This BBQ Chicken and Kale Casserole is a take on an old family favourite. As a child, my mum used to make a deliciously filling tuna casserole; a bottom layer of rice, with a creamy, cheesy tuna top. However, with hubby not a fan of seafood, I’ve adapted mum’s original recipe to please the main man!
BBQ Chicken and Kale Casserole
- 350 g basmati rice
- full kettle boiling water
- 80 g kale leaves only
- 1 small bunch dill
- 1 small bunch parsley
- salt and pepper to taste
- 25 g butter for rice mixture
- 40 g butter for bechamel sauce
- 40 g flour
- 500 g milk
- 1 whole BBQ chicken shredded
- 1 1/2 cups tasty cheese grated
- 1 tbsp dijon mustard
- Preheat over to 180 degrees celsius.
- Shred BBQ chicken and put aside.
- Boil a full kettle of water.
- Place steamer basket into TMX and measure rice. Remove basket of rice and rinse thoroughly under cold water.
- Add steamer basket back into TMX and cover rice with boiled water (approximately 1/2 cm above rice).
- Cook 10min/varoma/sp 2/mc on.
- While rice is cooking, finely chop the kale, dill and parsley. Transfer to a large mixing bowl.
- Add cooked rice to the mixing bowl, along with 25g butter and combine all ingredients.

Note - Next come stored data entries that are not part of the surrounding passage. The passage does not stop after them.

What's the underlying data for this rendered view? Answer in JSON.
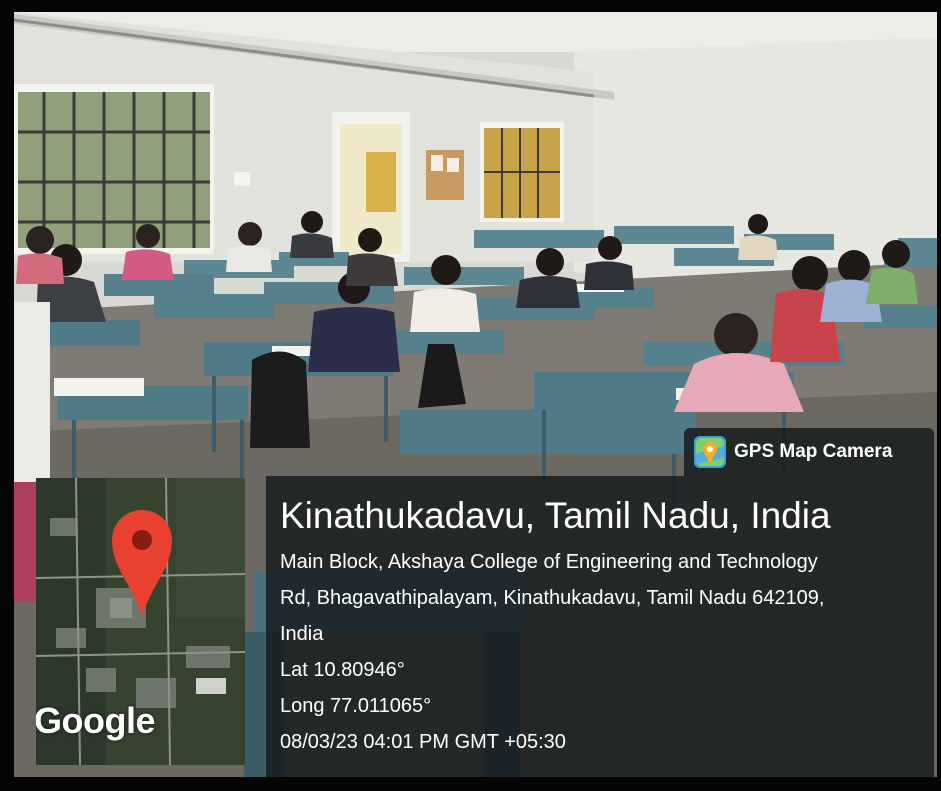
{
  "overlay": {
    "app_label": "GPS Map Camera",
    "location_title": "Kinathukadavu, Tamil Nadu, India",
    "address_line_1": "Main Block, Akshaya College of Engineering and Technology",
    "address_line_2": "Rd, Bhagavathipalayam, Kinathukadavu, Tamil Nadu 642109,",
    "address_line_3": "India",
    "latitude": "Lat 10.80946°",
    "longitude": "Long 77.011065°",
    "timestamp": "08/03/23 04:01 PM GMT +05:30"
  },
  "map": {
    "provider_logo": "Google",
    "marker_icon": "map-pin-icon"
  },
  "icons": {
    "app_icon": "gps-map-camera-icon"
  },
  "colors": {
    "marker_red": "#e8412f",
    "overlay_bg": "#14181a",
    "desk_blue": "#4f7a86",
    "wall": "#e4e4df"
  }
}
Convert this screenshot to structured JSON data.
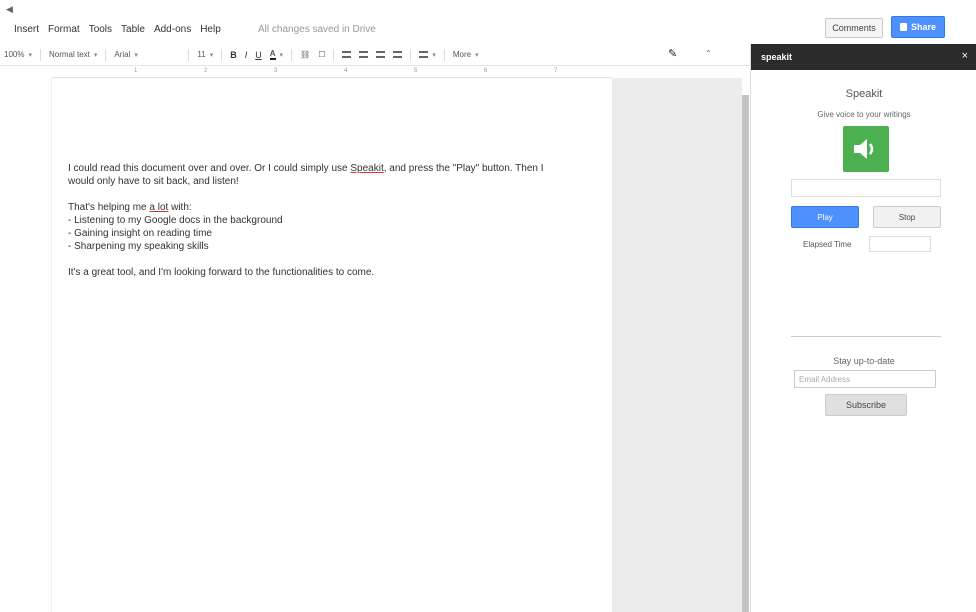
{
  "menubar": {
    "back": "◀",
    "items": [
      "Insert",
      "Format",
      "Tools",
      "Table",
      "Add-ons",
      "Help"
    ],
    "saved_status": "All changes saved in Drive",
    "comments_label": "Comments",
    "share_label": "Share"
  },
  "toolbar": {
    "zoom": "100%",
    "style": "Normal text",
    "font": "Arial",
    "size": "11",
    "bold": "B",
    "italic": "I",
    "underline": "U",
    "text_color": "A",
    "more": "More"
  },
  "ruler": {
    "ticks": [
      "1",
      "2",
      "3",
      "4",
      "5",
      "6",
      "7"
    ]
  },
  "document": {
    "para1_before": "I could read this document over and over. Or I could simply use ",
    "para1_link": "Speakit",
    "para1_after": ", and press the \"Play\" button. Then I would only have to sit back, and listen!",
    "para2_before": "That's helping me ",
    "para2_spell": "a lot",
    "para2_after": " with:",
    "bullets": [
      "- Listening to my Google docs in the background",
      "- Gaining insight on reading time",
      "- Sharpening my speaking skills"
    ],
    "para3": "It's a great tool, and I'm looking forward to the functionalities to come."
  },
  "sidebar": {
    "header": "speakit",
    "close": "×",
    "title": "Speakit",
    "tagline": "Give voice to your writings",
    "speaker_icon": "speaker-icon",
    "play_label": "Play",
    "stop_label": "Stop",
    "elapsed_label": "Elapsed Time",
    "stay_label": "Stay up-to-date",
    "email_placeholder": "Email Address",
    "subscribe_label": "Subscribe"
  },
  "colors": {
    "accent": "#4d90fe",
    "speaker_green": "#4caf50",
    "sidebar_header": "#2b2b2b"
  }
}
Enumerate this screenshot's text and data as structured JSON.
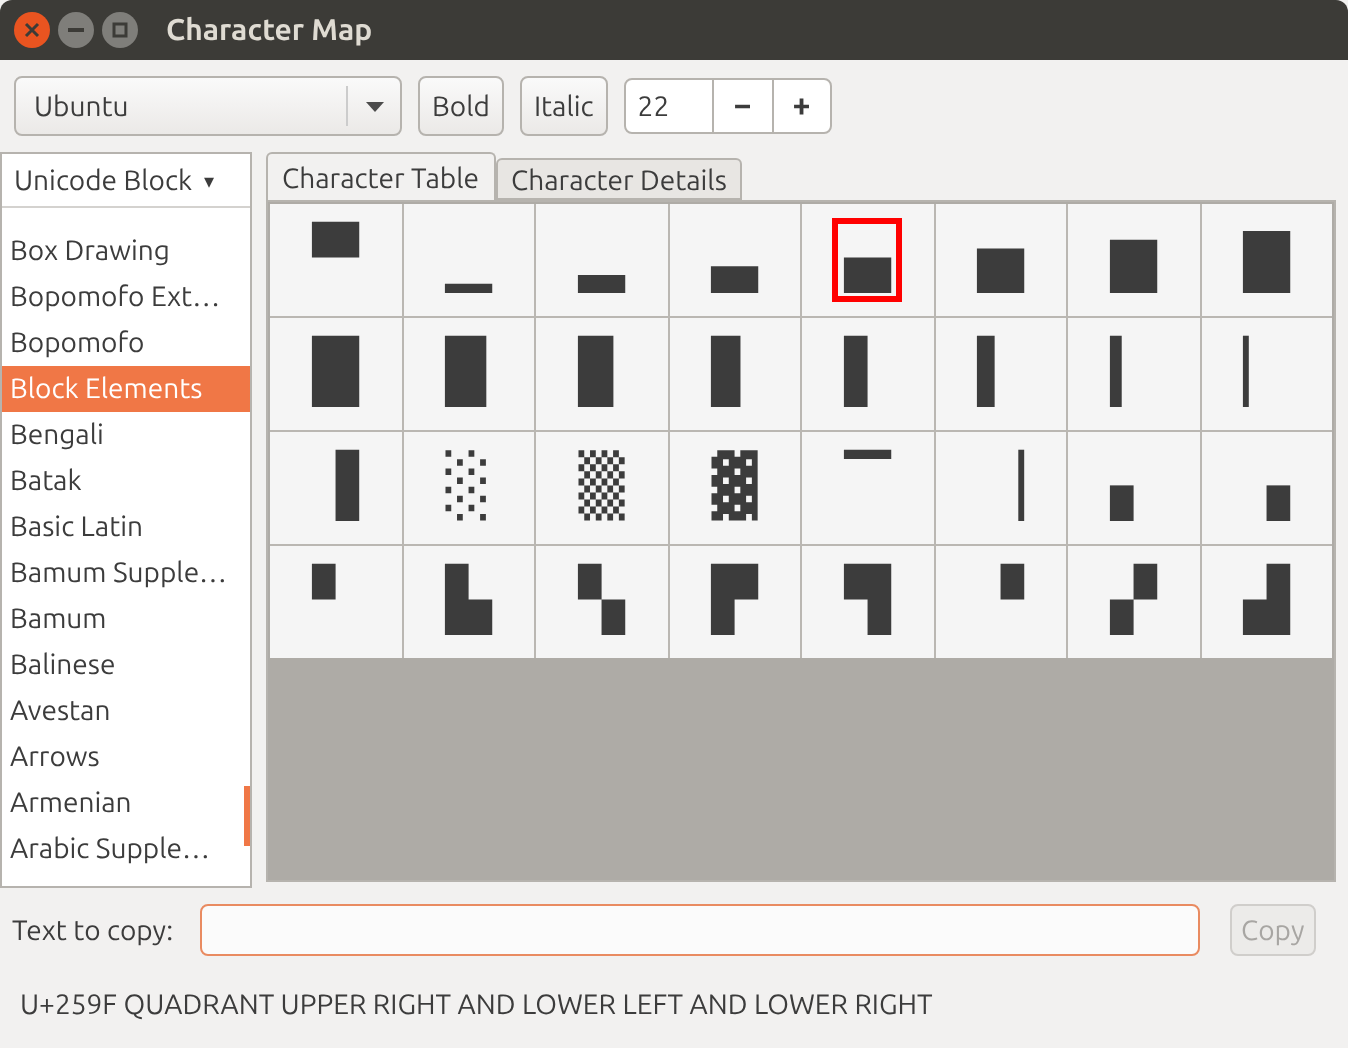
{
  "window": {
    "title": "Character Map"
  },
  "toolbar": {
    "font": "Ubuntu",
    "bold": "Bold",
    "italic": "Italic",
    "size": "22",
    "minus": "−",
    "plus": "+"
  },
  "sidebar": {
    "header": "Unicode Block",
    "header_caret": "▾",
    "items": [
      {
        "label": "Box Drawing",
        "selected": false
      },
      {
        "label": "Bopomofo Ext…",
        "selected": false
      },
      {
        "label": "Bopomofo",
        "selected": false
      },
      {
        "label": "Block Elements",
        "selected": true
      },
      {
        "label": "Bengali",
        "selected": false
      },
      {
        "label": "Batak",
        "selected": false
      },
      {
        "label": "Basic Latin",
        "selected": false
      },
      {
        "label": "Bamum Supple…",
        "selected": false
      },
      {
        "label": "Bamum",
        "selected": false
      },
      {
        "label": "Balinese",
        "selected": false
      },
      {
        "label": "Avestan",
        "selected": false
      },
      {
        "label": "Arrows",
        "selected": false
      },
      {
        "label": "Armenian",
        "selected": false
      },
      {
        "label": "Arabic Supple…",
        "selected": false
      }
    ]
  },
  "tabs": [
    {
      "label": "Character Table",
      "selected": true
    },
    {
      "label": "Character Details",
      "selected": false
    }
  ],
  "characters": [
    {
      "glyph": "▀",
      "selected": false
    },
    {
      "glyph": "▁",
      "selected": false
    },
    {
      "glyph": "▂",
      "selected": false
    },
    {
      "glyph": "▃",
      "selected": false
    },
    {
      "glyph": "▄",
      "selected": true
    },
    {
      "glyph": "▅",
      "selected": false
    },
    {
      "glyph": "▆",
      "selected": false
    },
    {
      "glyph": "▇",
      "selected": false
    },
    {
      "glyph": "█",
      "selected": false
    },
    {
      "glyph": "▉",
      "selected": false
    },
    {
      "glyph": "▊",
      "selected": false
    },
    {
      "glyph": "▋",
      "selected": false
    },
    {
      "glyph": "▌",
      "selected": false
    },
    {
      "glyph": "▍",
      "selected": false
    },
    {
      "glyph": "▎",
      "selected": false
    },
    {
      "glyph": "▏",
      "selected": false
    },
    {
      "glyph": "▐",
      "selected": false
    },
    {
      "glyph": "░",
      "selected": false
    },
    {
      "glyph": "▒",
      "selected": false
    },
    {
      "glyph": "▓",
      "selected": false
    },
    {
      "glyph": "▔",
      "selected": false
    },
    {
      "glyph": "▕",
      "selected": false
    },
    {
      "glyph": "▖",
      "selected": false
    },
    {
      "glyph": "▗",
      "selected": false
    },
    {
      "glyph": "▘",
      "selected": false
    },
    {
      "glyph": "▙",
      "selected": false
    },
    {
      "glyph": "▚",
      "selected": false
    },
    {
      "glyph": "▛",
      "selected": false
    },
    {
      "glyph": "▜",
      "selected": false
    },
    {
      "glyph": "▝",
      "selected": false
    },
    {
      "glyph": "▞",
      "selected": false
    },
    {
      "glyph": "▟",
      "selected": false
    }
  ],
  "copy": {
    "label": "Text to copy:",
    "button": "Copy",
    "button_disabled": true
  },
  "status_bar": "U+259F QUADRANT UPPER RIGHT AND LOWER LEFT AND LOWER RIGHT"
}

Transfer rice mixture to a large baking tray, spreading evenly.
- Empty water out of TMX bowl and wipe down with paper towel.
- Add 40 g of butter to the TMX. Cook 3 min/100 deg/sp 1.
- Add flour. Cook 3 min/100 deg/sp 1.
- Add milk. Cook 6 min/90 deg/sp 4.
- With 1 minute left of cooking time, add dijon mustard through the lid opening.
- Add shredded chicken to the bechamel sauce in the TMX bowl and mix gently with a spatula.
- Evenly spread bechamel/chicken mixture over rice, then sprinkle with cheese
- Cook for approximately 45 minutes, until cheese has melted and is golden brown.